Rab proteins function to transport vesicles between the ER and the Golgi, so Kagan et al. used immunofluorescence microscopy to investigate whether Rab proteins were recruited to the LCV. Of the three Rab proteins (Rab1, 2 and 6) that function in vesicular transport between the ER and the Golgi only Rab1 was localized to the LCV. This process depended on functioning of the Dot/Icm secretion system, but not on the exit of early secretory vesicles from the ER, so bacterial factors injected into the host cell presumably recruit Rab1. Since treatment of host cells to prevent vesicular transport did not prevent Rab1 recruitment to the LCV, Rab1 recruitment is independent of ER vesicle-mediated LCV-remodelling. Abrogation of cellular Rab1 function reduced the intracellular replication of L. pneumophila so Rab1 clearly has a role in conversion of the LCV into a competent replication organelle.

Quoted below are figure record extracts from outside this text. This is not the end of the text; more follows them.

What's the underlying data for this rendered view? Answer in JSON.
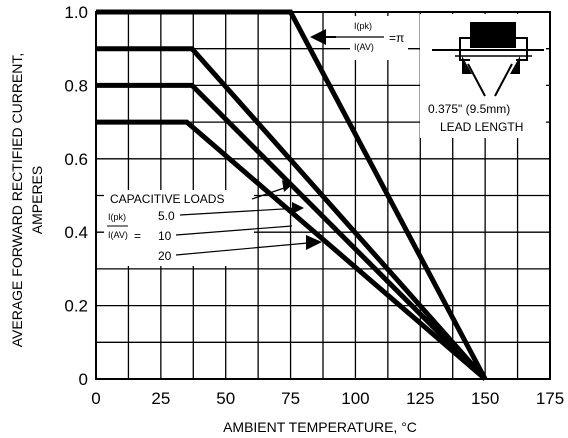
{
  "chart_data": {
    "type": "line",
    "xlabel": "AMBIENT TEMPERATURE, °C",
    "ylabel_lines": [
      "AVERAGE FORWARD RECTIFIED CURRENT,",
      "AMPERES"
    ],
    "xlim": [
      0,
      175
    ],
    "ylim": [
      0,
      1.0
    ],
    "x_ticks": [
      "0",
      "25",
      "50",
      "75",
      "100",
      "125",
      "150",
      "175"
    ],
    "y_ticks": [
      "0",
      "0.2",
      "0.4",
      "0.6",
      "0.8",
      "1.0"
    ],
    "x_grid_values": [
      0,
      12.5,
      25,
      37.5,
      50,
      62.5,
      75,
      87.5,
      100,
      112.5,
      125,
      137.5,
      150,
      162.5,
      175
    ],
    "y_grid_values": [
      0,
      0.1,
      0.2,
      0.3,
      0.4,
      0.5,
      0.6,
      0.7,
      0.8,
      0.9,
      1.0
    ],
    "grid": true,
    "series": [
      {
        "x": [
          0,
          75,
          150
        ],
        "y": [
          1.0,
          1.0,
          0
        ]
      },
      {
        "x": [
          0,
          37,
          150
        ],
        "y": [
          0.9,
          0.9,
          0
        ]
      },
      {
        "x": [
          0,
          37,
          150
        ],
        "y": [
          0.8,
          0.8,
          0
        ]
      },
      {
        "x": [
          0,
          35,
          150
        ],
        "y": [
          0.7,
          0.7,
          0
        ]
      }
    ],
    "annotations": {
      "resistive": {
        "num": "I(pk)",
        "den": "I(AV)",
        "eq": "=π"
      },
      "capacitive_title": "CAPACITIVE LOADS",
      "ratio_num": "I(pk)",
      "ratio_den": "I(AV)",
      "ratio_eq": "=",
      "ratio_values": [
        "5.0",
        "10",
        "20"
      ],
      "lead_length": [
        "0.375\" (9.5mm)",
        "LEAD LENGTH"
      ]
    }
  }
}
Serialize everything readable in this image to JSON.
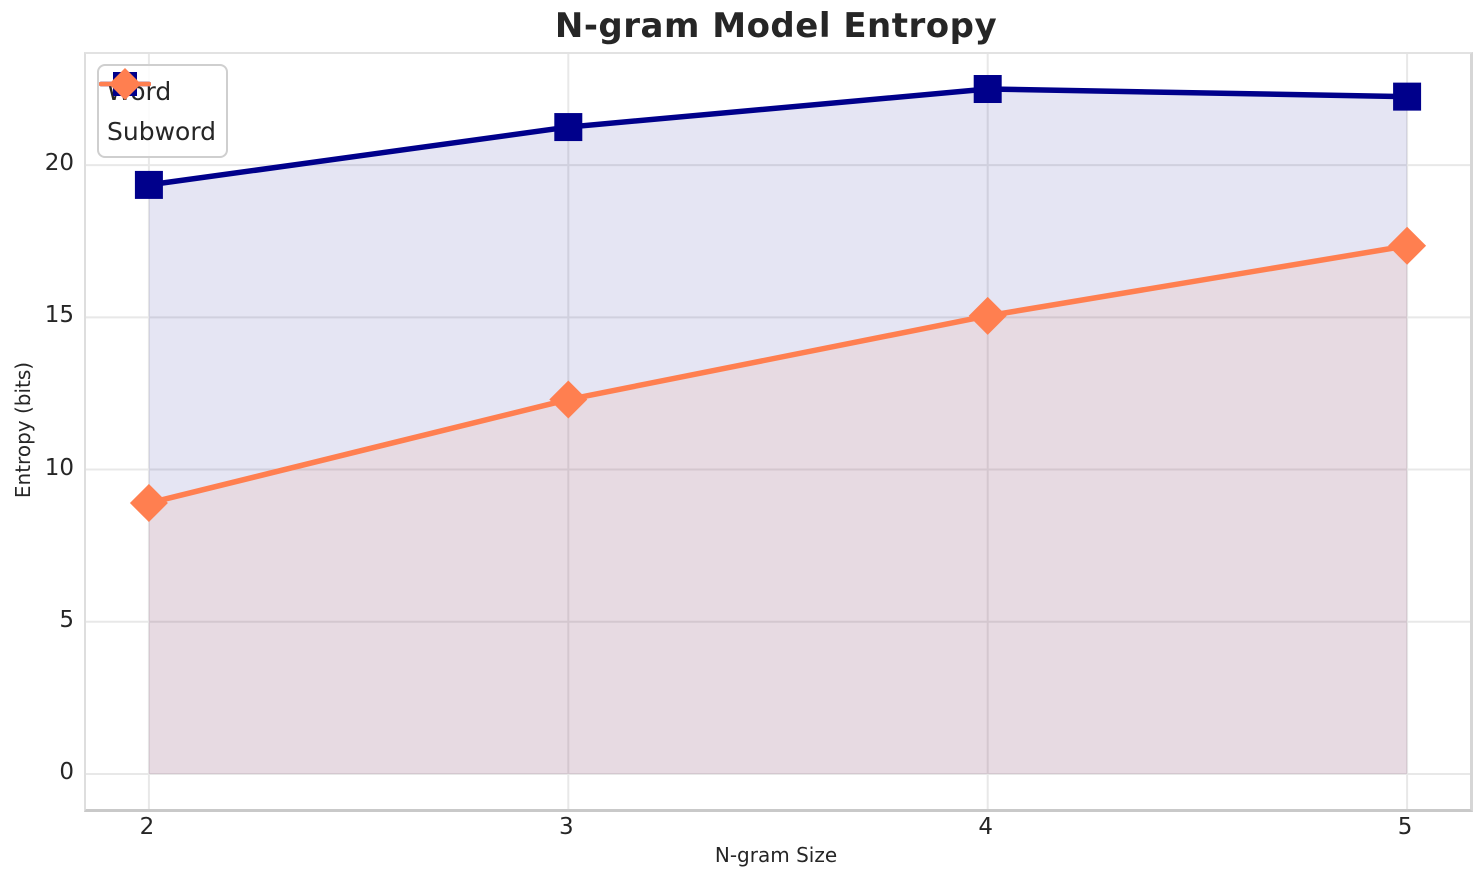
{
  "chart_data": {
    "type": "line",
    "title": "N-gram Model Entropy",
    "xlabel": "N-gram Size",
    "ylabel": "Entropy (bits)",
    "x": [
      2,
      3,
      4,
      5
    ],
    "series": [
      {
        "name": "Word",
        "values": [
          19.35,
          21.25,
          22.5,
          22.25
        ],
        "color": "#00008B",
        "marker": "square",
        "fill_to_zero": true
      },
      {
        "name": "Subword",
        "values": [
          8.9,
          12.3,
          15.05,
          17.35
        ],
        "color": "#FF7F50",
        "marker": "diamond",
        "fill_to_zero": true
      }
    ],
    "x_ticks": [
      "2",
      "3",
      "4",
      "5"
    ],
    "y_ticks": [
      "0",
      "5",
      "10",
      "15",
      "20"
    ],
    "xlim": [
      1.85,
      5.15
    ],
    "ylim": [
      -1.15,
      23.65
    ],
    "grid": true,
    "grid_color": "#E8E8E8",
    "fill_alpha": 0.1,
    "line_width": 5.5,
    "legend_position": "upper-left",
    "text_color": "#262626",
    "background_color": "#FFFFFF"
  }
}
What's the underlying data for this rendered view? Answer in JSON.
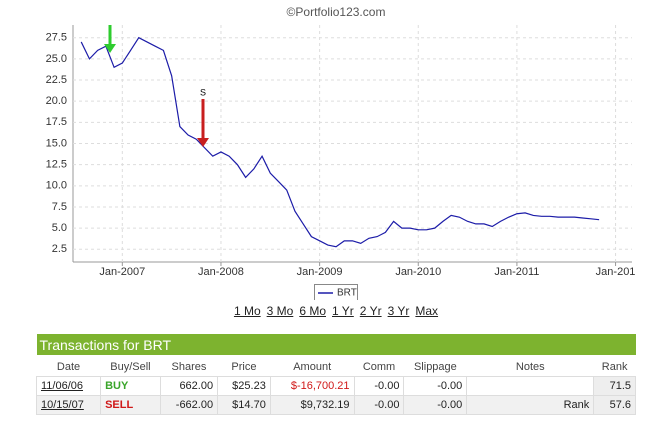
{
  "header": {
    "watermark": "©Portfolio123.com"
  },
  "chart_data": {
    "type": "line",
    "x": [
      "2006-08",
      "2006-09",
      "2006-10",
      "2006-11",
      "2006-12",
      "2007-01",
      "2007-02",
      "2007-03",
      "2007-04",
      "2007-05",
      "2007-06",
      "2007-07",
      "2007-08",
      "2007-09",
      "2007-10",
      "2007-11",
      "2007-12",
      "2008-01",
      "2008-02",
      "2008-03",
      "2008-04",
      "2008-05",
      "2008-06",
      "2008-07",
      "2008-08",
      "2008-09",
      "2008-10",
      "2008-11",
      "2008-12",
      "2009-01",
      "2009-02",
      "2009-03",
      "2009-04",
      "2009-05",
      "2009-06",
      "2009-07",
      "2009-08",
      "2009-09",
      "2009-10",
      "2009-11",
      "2009-12",
      "2010-01",
      "2010-02",
      "2010-03",
      "2010-04",
      "2010-05",
      "2010-06",
      "2010-07",
      "2010-08",
      "2010-09",
      "2010-10",
      "2010-11",
      "2010-12",
      "2011-01",
      "2011-02",
      "2011-03",
      "2011-04",
      "2011-05",
      "2011-06",
      "2011-07",
      "2011-08",
      "2011-09",
      "2011-10",
      "2011-11"
    ],
    "series": [
      {
        "name": "BRT",
        "color": "#1c1ca8",
        "values": [
          27,
          25,
          26,
          26.5,
          24,
          24.5,
          26,
          27.5,
          27,
          26.5,
          26,
          23,
          17,
          16,
          15.5,
          14.5,
          13.5,
          14,
          13.5,
          12.5,
          11,
          12,
          13.5,
          11.5,
          10.5,
          9.5,
          7,
          5.5,
          4,
          3.5,
          3,
          2.8,
          3.5,
          3.5,
          3.2,
          3.8,
          4,
          4.5,
          5.8,
          5,
          5,
          4.8,
          4.8,
          5,
          5.8,
          6.5,
          6.3,
          5.8,
          5.5,
          5.5,
          5.2,
          5.8,
          6.3,
          6.7,
          6.8,
          6.5,
          6.4,
          6.4,
          6.3,
          6.3,
          6.3,
          6.2,
          6.1,
          6
        ]
      }
    ],
    "xlim": [
      "2006-07",
      "2012-03"
    ],
    "xticks": [
      {
        "value": "2007-01",
        "label": "Jan-2007"
      },
      {
        "value": "2008-01",
        "label": "Jan-2008"
      },
      {
        "value": "2009-01",
        "label": "Jan-2009"
      },
      {
        "value": "2010-01",
        "label": "Jan-2010"
      },
      {
        "value": "2011-01",
        "label": "Jan-2011"
      },
      {
        "value": "2012-01",
        "label": "Jan-201"
      }
    ],
    "ylim": [
      1,
      29
    ],
    "yticks": [
      2.5,
      {
        "value": 5,
        "label": "5.0"
      },
      7.5,
      {
        "value": 10,
        "label": "10.0"
      },
      12.5,
      {
        "value": 15,
        "label": "15.0"
      },
      17.5,
      {
        "value": 20,
        "label": "20.0"
      },
      22.5,
      {
        "value": 25,
        "label": "25.0"
      },
      27.5
    ],
    "grid": true,
    "annotations": [
      "S"
    ]
  },
  "range_links": [
    "1 Mo",
    "3 Mo",
    "6 Mo",
    "1 Yr",
    "2 Yr",
    "3 Yr",
    "Max"
  ],
  "table": {
    "title": "Transactions for BRT",
    "columns": [
      "Date",
      "Buy/Sell",
      "Shares",
      "Price",
      "Amount",
      "Comm",
      "Slippage",
      "Notes",
      "Rank"
    ],
    "rows": [
      [
        "11/06/06",
        "BUY",
        "662.00",
        "$25.23",
        "$-16,700.21",
        "-0.00",
        "-0.00",
        null,
        "71.5"
      ],
      [
        "10/15/07",
        "SELL",
        "-662.00",
        "$14.70",
        "$9,732.19",
        "-0.00",
        "-0.00",
        "Rank",
        "57.6"
      ]
    ]
  }
}
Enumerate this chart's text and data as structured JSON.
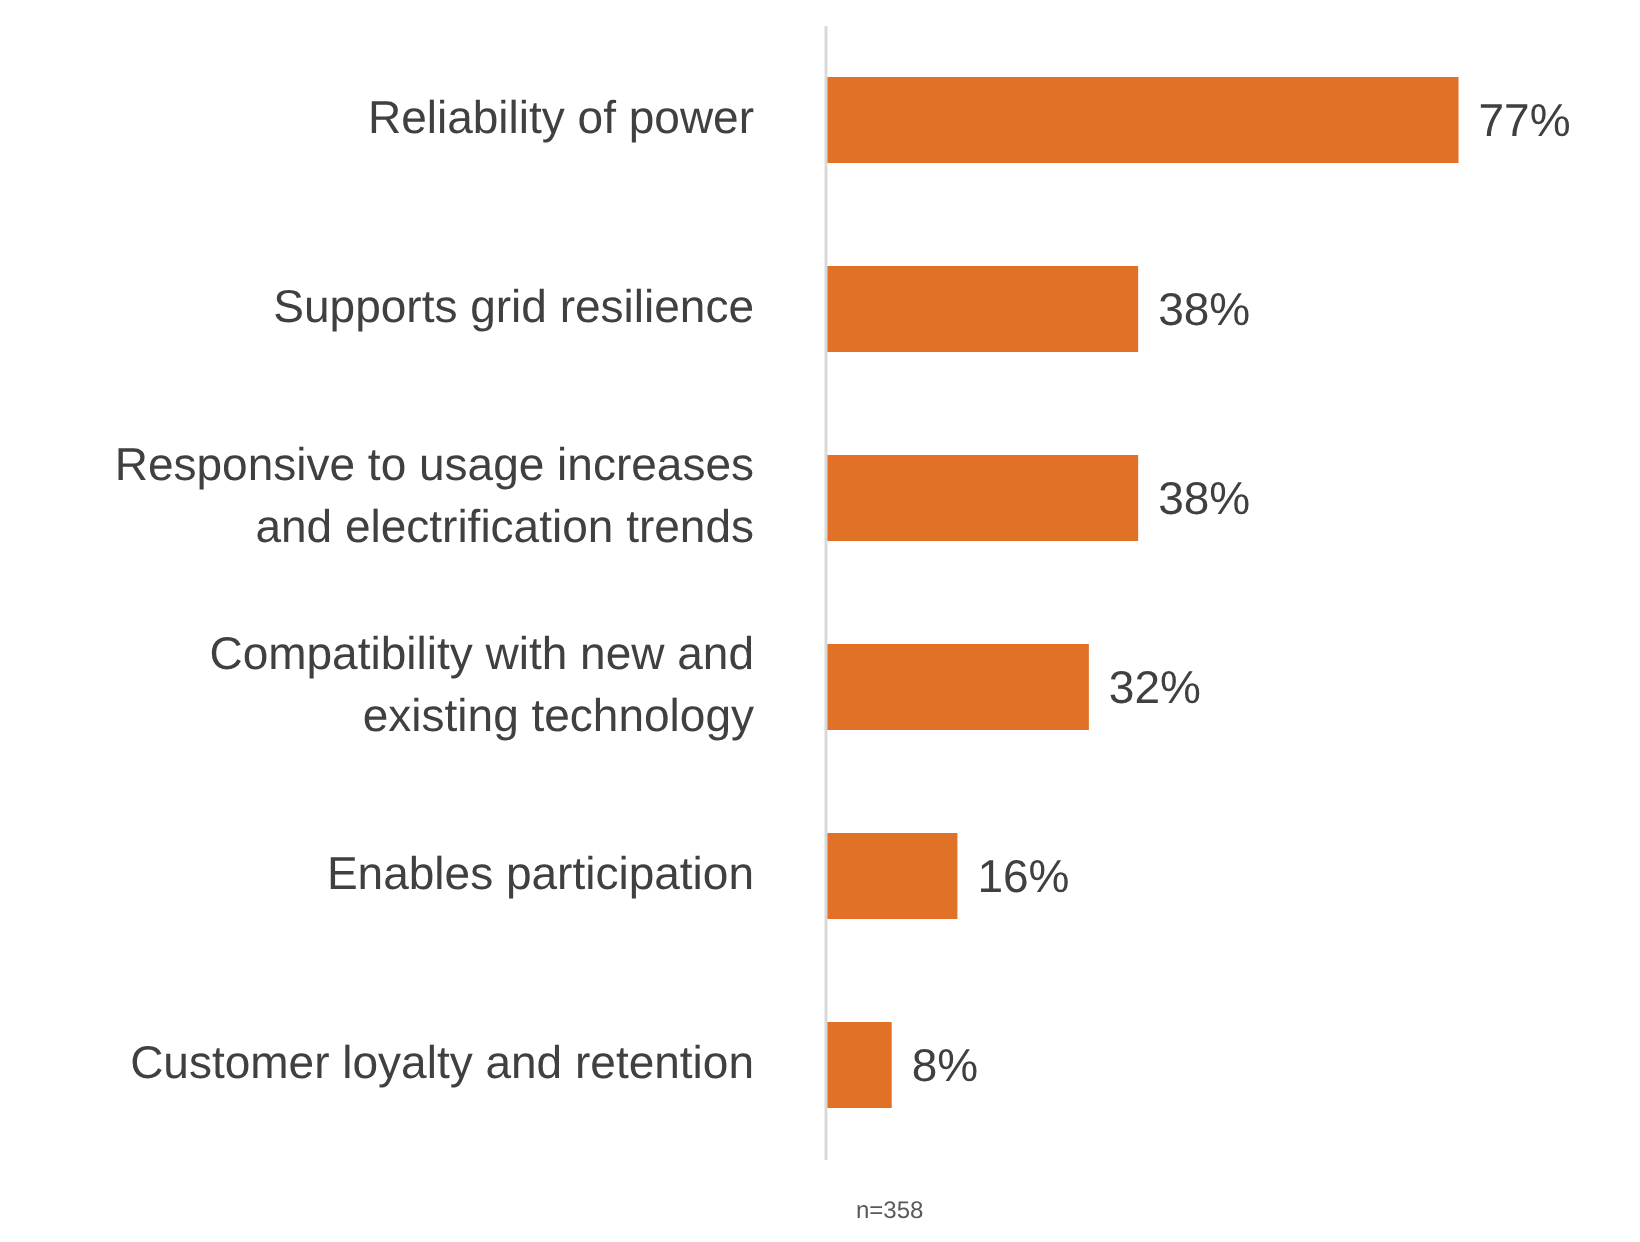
{
  "chart_data": {
    "type": "bar",
    "orientation": "horizontal",
    "categories": [
      "Reliability of power",
      "Supports grid resilience",
      "Responsive to usage increases and electrification trends",
      "Compatibility with new and existing technology",
      "Enables participation",
      "Customer loyalty and retention"
    ],
    "values": [
      77,
      38,
      38,
      32,
      16,
      8
    ],
    "value_labels": [
      "77%",
      "38%",
      "38%",
      "32%",
      "16%",
      "8%"
    ],
    "color": "#e07126",
    "tick_labels": "y",
    "annotations": [
      "n=358"
    ]
  }
}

Sec22b, a SNARE protein that participates in vesicular fusion and is recruited by Rab proteins, was also recruited to the LCV, but again only if the Dot/Icm system was functional. In contrast with Rab1 recruitment, Sec22b recruitment required early ER vesicular transport, so it seems that Sec22b is recruited after Rab1. Kagan et al. disrupted Rab1 function, and used immunogold microscopy to visualize Sec22b, to show that Rab1 recruitment promotes the transport to, and fusion of, ER-derived vesicles that contain Sec22b with the LCV.

Dissecting the LCV-maturation process further to delineate the recruitment and vesicular fusion mechanisms will shed light not only on Legionella pathogenesis, but on the basic cell biology of phagosome maturation. This study clearly demonstrates the utility of bacterial model systems for cell biology research.